Children are supported to:
- establish positive and appropriate social and sexual relationships;
- develop positive self-esteem and emotional resilience;
- prepare for the world of work and or further or higher education;
- prepare for moving into their own accommodation;
- develop practical skills, including shopping, buying, cooking and keeping food, washing clothes, personal self-care, and understanding and taking responsibility for personal healthcare;
- develop financial capability, knowledge and skills;
- know about entitlements to financial and other support after leaving care, including benefits and support from social care services.
Foster carers contribute to the development of each child’s care plan, in collaboration with the child, including the pathway plan for an “eligible” child, and work collaboratively with the young person’s social worker or personal adviser in implementing the plan.

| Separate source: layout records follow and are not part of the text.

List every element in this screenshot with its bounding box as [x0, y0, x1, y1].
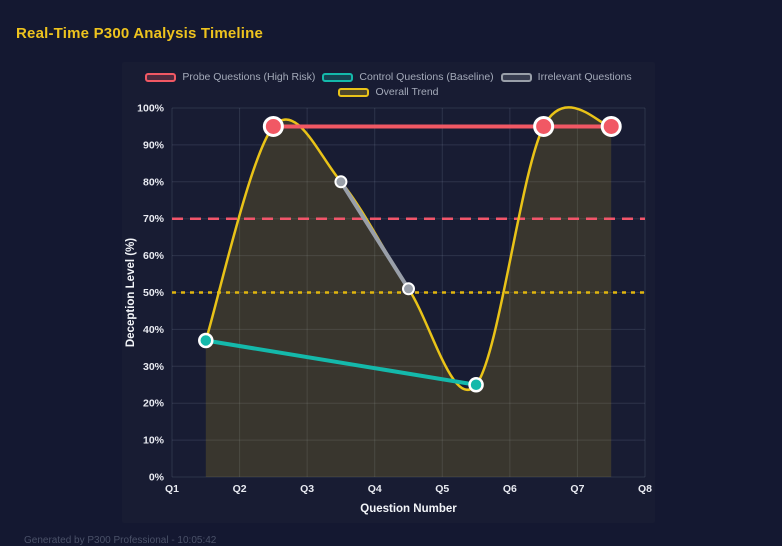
legend-swatch	[338, 87, 370, 97]
x-tick-label: Q6	[503, 483, 517, 495]
chart-legend: Probe Questions (High Risk) Control Quest…	[122, 71, 655, 98]
data-point-marker[interactable]	[533, 115, 555, 137]
legend-swatch	[145, 72, 177, 82]
chart-panel: Probe Questions (High Risk) Control Quest…	[122, 62, 655, 523]
legend-item[interactable]: Control Questions (Baseline)	[322, 71, 494, 83]
legend-label: Irrelevant Questions	[537, 71, 632, 83]
legend-item[interactable]: Overall Trend	[338, 86, 439, 98]
x-tick-label: Q7	[570, 483, 584, 495]
legend-label: Probe Questions (High Risk)	[182, 71, 316, 83]
y-axis-title: Deception Level (%)	[125, 238, 137, 347]
legend-row: Overall Trend	[338, 86, 439, 98]
y-tick-label: 80%	[143, 176, 165, 188]
x-axis-title: Question Number	[360, 503, 457, 515]
y-tick-label: 30%	[143, 361, 165, 373]
x-tick-label: Q2	[233, 483, 247, 495]
legend-swatch	[322, 72, 354, 82]
footer-caption: Generated by P300 Professional - 10:05:4…	[24, 535, 217, 546]
y-tick-label: 70%	[143, 213, 165, 225]
data-point-marker[interactable]	[198, 332, 214, 349]
x-tick-label: Q5	[435, 483, 449, 495]
legend-row: Probe Questions (High Risk) Control Quest…	[145, 71, 632, 83]
legend-swatch	[500, 72, 532, 82]
y-tick-label: 90%	[143, 139, 165, 151]
x-tick-label: Q4	[368, 483, 382, 495]
series-line	[338, 179, 411, 291]
y-tick-label: 40%	[143, 324, 165, 336]
legend-label: Control Questions (Baseline)	[359, 71, 494, 83]
y-tick-label: 100%	[137, 103, 165, 115]
series-line	[203, 338, 479, 387]
data-point-marker[interactable]	[600, 115, 622, 137]
y-tick-label: 0%	[149, 472, 165, 484]
legend-item[interactable]: Irrelevant Questions	[500, 71, 632, 83]
data-point-marker[interactable]	[334, 175, 348, 189]
y-tick-label: 10%	[143, 435, 165, 447]
y-tick-label: 60%	[143, 250, 165, 262]
y-tick-label: 50%	[143, 287, 165, 299]
data-point-marker[interactable]	[468, 377, 484, 393]
legend-label: Overall Trend	[375, 86, 439, 98]
legend-item[interactable]: Probe Questions (High Risk)	[145, 71, 315, 83]
x-tick-label: Q3	[300, 483, 314, 495]
data-point-marker[interactable]	[262, 115, 284, 137]
data-point-marker[interactable]	[402, 282, 415, 296]
x-tick-label: Q8	[638, 483, 652, 495]
y-tick-label: 20%	[143, 398, 165, 410]
x-tick-label: Q1	[165, 483, 179, 495]
p300-timeline-chart[interactable]: Q1 Q2 Q3 Q4 Q5 Q6 Q7 Q8 0% 10% 20% 30% 40% 50% 60% 70% 8…	[122, 62, 655, 523]
page-title: Real-Time P300 Analysis Timeline	[16, 25, 264, 42]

The fostering service ensures there are comprehensive arrangements for preparing and supporting young people to make the transition to independence. This includes appropriate training and support to foster carers caring for young people who are approaching adulthood. Arrangements are consistent with the young person’s care plan, including their placement plan, pathway plan and transition plan for children with disabilities and special educational needs.
The fostering service has a policy and practical arrangements which enable children to remain with their foster carer(s) into legal adulthood, for example so that s/he may develop appropriate life skills before being required to move to more independent accommodation. Any such decisions are agreed with foster carers at a placement meeting and are detailed in a child’s placement plan.
The above standards are not required for short breaks.